Pourquoi ce titre « eaux troubles » ? Tout simplement parce qu’au Sénégal, explique Enquête, « l’abondance du précieux liquide contraste avec le manque de disponibilité d’une eau de qualité. » Quand on a la chance de disposer de réserves d’eau, encore faut-il en effet bien la préserver, notamment de la pollution, bien la traiter et bien la distribuer.

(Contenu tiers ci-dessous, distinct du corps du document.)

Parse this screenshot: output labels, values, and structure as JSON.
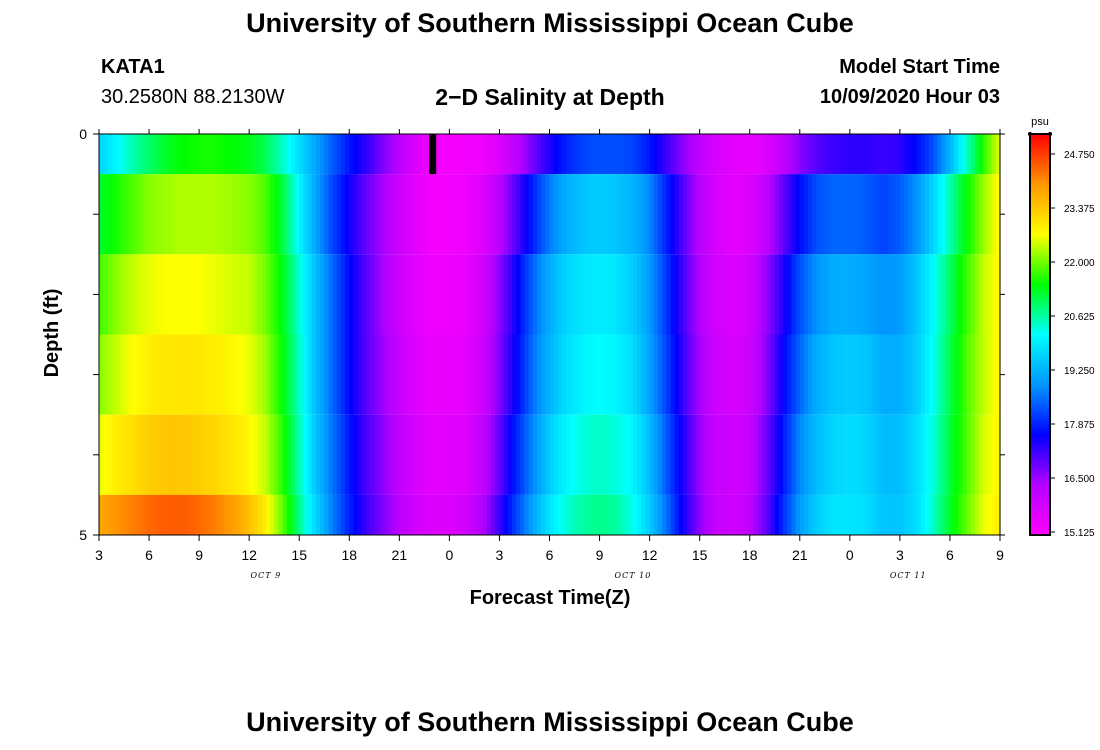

Qui plus est, les réserves d’eau du Sénégal ne sont pas inépuisables… Et « le niveau des prélèvements actuels devrait augmenter de 30 à 60% d’ici 2035, relève Enquête, renforçant le stress hydrique et mettant à l’épreuve la capacité de répondre à la demande d’une population en pleine urbanisation. Les phénomènes extrêmes liés à l’eau et sa pollution coûtent déjà au Sénégal plus de 10 % de son PIB chaque année. »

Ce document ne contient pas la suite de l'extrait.